What I Built
I built Hermes Sentry-Core, an autonomous, self-healing Site Reliability Engineering (SRE) and infrastructure optimization engine.
Traditional monitoring relies on passive alerting—when something breaks, a system pings a human on-call who then has to wake up, pull logs, diagnose the issue, and manually restart services. Hermes Sentry-Core flips this paradigm by acting as an automated "first-responder." Operating as a headless background daemon, it continuously monitors system health.
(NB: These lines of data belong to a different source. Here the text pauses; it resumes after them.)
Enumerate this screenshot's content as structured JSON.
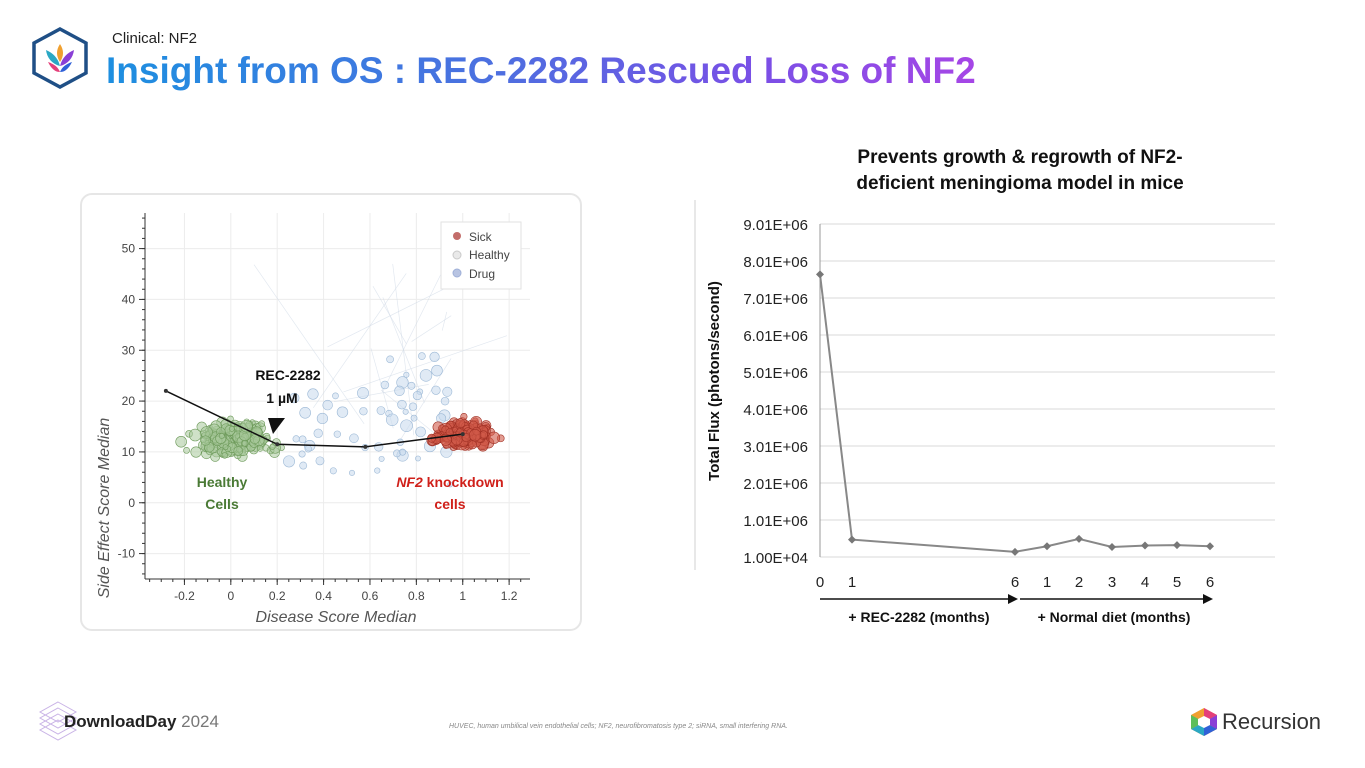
{
  "header": {
    "eyebrow": "Clinical: NF2",
    "title": "Insight from OS : REC-2282 Rescued Loss of NF2"
  },
  "colors": {
    "title_start": "#1d8fe0",
    "title_end": "#a646e6",
    "sick": "#c0392b",
    "healthy": "#5a8a44",
    "drug": "#8fb8dc",
    "line": "#888888"
  },
  "chart_data": [
    {
      "type": "scatter",
      "xlabel": "Disease Score Median",
      "ylabel": "Side Effect Score Median",
      "xlim": [
        -0.37,
        1.29
      ],
      "ylim": [
        -15,
        57
      ],
      "xticks": [
        -0.2,
        0,
        0.2,
        0.4,
        0.6,
        0.8,
        1,
        1.2
      ],
      "xtick_labels": [
        "-0.2",
        "0",
        "0.2",
        "0.4",
        "0.6",
        "0.8",
        "1",
        "1.2"
      ],
      "yticks": [
        -10,
        0,
        10,
        20,
        30,
        40,
        50
      ],
      "ytick_labels": [
        "-10",
        "0",
        "10",
        "20",
        "30",
        "40",
        "50"
      ],
      "legend": {
        "position": "top-right",
        "entries": [
          {
            "label": "Sick",
            "color": "#c0392b"
          },
          {
            "label": "Healthy",
            "color": "#d8d8d8"
          },
          {
            "label": "Drug",
            "color": "#9fb0d8"
          }
        ]
      },
      "series": [
        {
          "name": "Healthy",
          "x_center": 0.0,
          "x_spread": 0.13,
          "y_center": 12.5,
          "y_spread": 2.5,
          "count": 220
        },
        {
          "name": "Sick",
          "x_center": 1.0,
          "x_spread": 0.09,
          "y_center": 13.5,
          "y_spread": 1.8,
          "count": 240
        },
        {
          "name": "Drug",
          "x_center": 0.6,
          "x_spread": 0.35,
          "y_center": 16,
          "y_spread": 6,
          "count": 60
        }
      ],
      "trajectory": {
        "x": [
          -0.28,
          0.2,
          0.58,
          1.0
        ],
        "y": [
          22,
          11.5,
          11,
          13.5
        ]
      },
      "annotations": {
        "drug_name": "REC-2282",
        "dose": "1 µM",
        "healthy_label_1": "Healthy",
        "healthy_label_2": "Cells",
        "sick_label_gene": "NF2",
        "sick_label_rest": " knockdown",
        "sick_label_2": "cells"
      }
    },
    {
      "type": "line",
      "title_line1": "Prevents growth & regrowth of NF2-",
      "title_line2": "deficient meningioma model in mice",
      "ylabel": "Total Flux (photons/second)",
      "categories": [
        "0",
        "1",
        "6",
        "1",
        "2",
        "3",
        "4",
        "5",
        "6"
      ],
      "values": [
        7650000,
        480000,
        150000,
        300000,
        500000,
        280000,
        320000,
        330000,
        300000
      ],
      "ylim": [
        10000,
        9010000
      ],
      "yticks": [
        10000,
        1010000,
        2010000,
        3010000,
        4010000,
        5010000,
        6010000,
        7010000,
        8010000,
        9010000
      ],
      "ytick_labels": [
        "1.00E+04",
        "1.01E+06",
        "2.01E+06",
        "3.01E+06",
        "4.01E+06",
        "5.01E+06",
        "6.01E+06",
        "7.01E+06",
        "8.01E+06",
        "9.01E+06"
      ],
      "phase_labels": [
        "+ REC-2282 (months)",
        "+ Normal diet (months)"
      ]
    }
  ],
  "footer": {
    "brand_bold": "DownloadDay",
    "brand_year": " 2024",
    "footnote": "HUVEC, human umbilical vein endothelial cells; NF2, neurofibromatosis type 2; siRNA, small interfering RNA.",
    "company": "Recursion"
  }
}
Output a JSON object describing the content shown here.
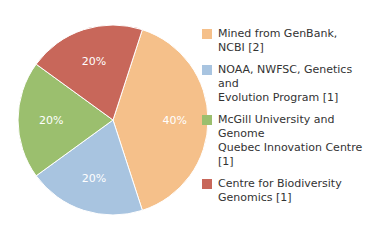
{
  "chart_data": {
    "type": "pie",
    "categories": [
      "Mined from GenBank, NCBI [2]",
      "NOAA, NWFSC, Genetics and\nEvolution Program [1]",
      "McGill University and Genome\nQuebec Innovation Centre [1]",
      "Centre for Biodiversity\nGenomics [1]"
    ],
    "values": [
      40,
      20,
      20,
      20
    ],
    "value_labels": [
      "40%",
      "20%",
      "20%",
      "20%"
    ],
    "colors": [
      "#F5C08A",
      "#A8C4E0",
      "#9BBF6E",
      "#C8675A"
    ],
    "data_labels": true,
    "legend": "right"
  }
}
When a failure occurs, it intercepts container error states, uses an LLM to cognitively parse and diagnose the root cause, executes targeted, low-risk remediation scripts (like cycling Docker containers), and finally broadcasts a concise, cryptographic-grade operational triage report straight to a Telegram channel.
It solves the problem of alert fatigue and reduces mean-time-to-recovery (MTTR) for known or transient infrastructure failures.
Demo
Code
https://github.com/dueprincipati/hermes-sentry-core
My Tech Stack
Agent Framework: Hermes Agent Framework
LLM Core: Anthropic Claude 3.5 Sonnet (Fallback: Claude 3 Haiku)
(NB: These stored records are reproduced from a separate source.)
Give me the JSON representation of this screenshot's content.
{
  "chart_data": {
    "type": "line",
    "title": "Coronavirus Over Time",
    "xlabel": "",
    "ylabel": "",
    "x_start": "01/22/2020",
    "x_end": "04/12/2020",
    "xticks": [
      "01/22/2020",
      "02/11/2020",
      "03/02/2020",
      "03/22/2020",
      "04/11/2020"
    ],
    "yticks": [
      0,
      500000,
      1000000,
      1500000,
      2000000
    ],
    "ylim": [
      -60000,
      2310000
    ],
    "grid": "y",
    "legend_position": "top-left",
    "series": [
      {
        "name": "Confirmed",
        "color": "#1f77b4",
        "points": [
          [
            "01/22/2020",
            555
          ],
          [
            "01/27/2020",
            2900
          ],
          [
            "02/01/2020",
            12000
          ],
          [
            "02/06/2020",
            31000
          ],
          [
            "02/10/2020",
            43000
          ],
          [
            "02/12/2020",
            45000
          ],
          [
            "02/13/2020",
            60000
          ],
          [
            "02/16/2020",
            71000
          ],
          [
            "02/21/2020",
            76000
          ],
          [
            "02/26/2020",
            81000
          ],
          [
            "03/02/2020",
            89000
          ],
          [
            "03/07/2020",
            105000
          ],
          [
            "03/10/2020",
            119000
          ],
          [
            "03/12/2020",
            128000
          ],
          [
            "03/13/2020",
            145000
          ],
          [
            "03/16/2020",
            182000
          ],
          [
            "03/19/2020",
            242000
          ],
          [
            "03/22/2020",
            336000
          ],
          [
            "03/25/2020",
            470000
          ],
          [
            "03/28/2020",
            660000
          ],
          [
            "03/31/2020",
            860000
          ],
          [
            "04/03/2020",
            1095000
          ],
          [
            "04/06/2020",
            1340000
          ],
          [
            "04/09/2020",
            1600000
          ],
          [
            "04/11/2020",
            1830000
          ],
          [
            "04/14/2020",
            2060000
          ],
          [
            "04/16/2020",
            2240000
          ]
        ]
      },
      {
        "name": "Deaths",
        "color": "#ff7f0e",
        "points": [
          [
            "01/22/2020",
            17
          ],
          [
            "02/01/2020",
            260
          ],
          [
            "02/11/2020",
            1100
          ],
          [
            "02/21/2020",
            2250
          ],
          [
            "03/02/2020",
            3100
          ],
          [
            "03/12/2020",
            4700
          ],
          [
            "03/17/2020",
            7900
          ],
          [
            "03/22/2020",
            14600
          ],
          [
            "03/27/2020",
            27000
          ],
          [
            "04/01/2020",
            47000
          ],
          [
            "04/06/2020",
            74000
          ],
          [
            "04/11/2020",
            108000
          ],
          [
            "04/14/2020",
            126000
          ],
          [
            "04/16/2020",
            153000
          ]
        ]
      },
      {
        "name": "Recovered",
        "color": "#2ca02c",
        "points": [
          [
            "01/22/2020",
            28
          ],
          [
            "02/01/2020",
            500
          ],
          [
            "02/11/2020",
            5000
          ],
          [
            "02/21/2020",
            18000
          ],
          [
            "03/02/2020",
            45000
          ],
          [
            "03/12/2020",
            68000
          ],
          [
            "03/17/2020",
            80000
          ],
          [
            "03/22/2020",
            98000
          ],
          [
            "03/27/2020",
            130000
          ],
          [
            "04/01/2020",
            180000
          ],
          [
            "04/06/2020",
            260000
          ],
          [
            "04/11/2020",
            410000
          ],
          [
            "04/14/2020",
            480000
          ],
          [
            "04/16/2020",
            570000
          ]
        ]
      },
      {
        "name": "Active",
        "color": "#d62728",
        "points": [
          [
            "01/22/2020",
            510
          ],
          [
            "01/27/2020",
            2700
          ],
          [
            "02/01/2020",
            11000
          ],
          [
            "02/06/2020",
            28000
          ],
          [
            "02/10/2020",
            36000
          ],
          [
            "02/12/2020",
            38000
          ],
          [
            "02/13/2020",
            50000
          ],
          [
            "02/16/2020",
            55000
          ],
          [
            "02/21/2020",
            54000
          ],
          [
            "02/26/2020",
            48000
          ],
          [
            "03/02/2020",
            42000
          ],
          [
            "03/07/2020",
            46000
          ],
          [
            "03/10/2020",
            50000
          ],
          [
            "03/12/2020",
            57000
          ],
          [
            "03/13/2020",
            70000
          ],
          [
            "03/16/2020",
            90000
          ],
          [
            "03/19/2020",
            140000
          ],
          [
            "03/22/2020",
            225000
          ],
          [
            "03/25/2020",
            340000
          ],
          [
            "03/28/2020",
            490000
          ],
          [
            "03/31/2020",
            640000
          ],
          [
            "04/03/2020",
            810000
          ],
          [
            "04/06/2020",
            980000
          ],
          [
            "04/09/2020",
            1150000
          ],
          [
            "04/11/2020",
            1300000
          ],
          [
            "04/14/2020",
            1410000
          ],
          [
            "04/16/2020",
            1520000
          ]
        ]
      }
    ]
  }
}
Infrastructure Management: Docker, Kubernetes (via kubectl)
Communication Gateway: Telegram Bot API
System Tools: standard POSIX utilities (grep, awk, cat, systemctl)
How I Used Hermes Agent
Hermes Agent was foundational in designing the secure, autonomous loop of this project. I leaned heavily on the following agentic capabilities:
- Natural Language Cron Trigger Subsystem: I utilized the Hermes abstraction layer to create continuous, intelligent monitoring loops that watch system wellness vectors without writing complex bash watchdogs.
- Deterministic Guardrails & Security: This is where Hermes truly shines for an SRE tool. I configured the agent with strict conservative_auto boundaries in config.json. By strictly allowing only non-destructive commands (docker, kubectl, grep, systemctl) and locking scope to parsing only the last 200 lines of logs, Hermes Agent allowed me to safely grant an LLM terminal access without fear of it executing dangerous operations (like rm or database wipes).
- Headless Gateways: I used the Hermes gateway system to bypass traditional web UIs entirely, routing the agent's diagnostic Markdown reports directly into a Telegram control feed, perfectly mimicking how SRE teams already communicate. Hermes provided the exact balance of AI autonomy and rigid security boundaries necessary to build a self-healing infrastructure tool.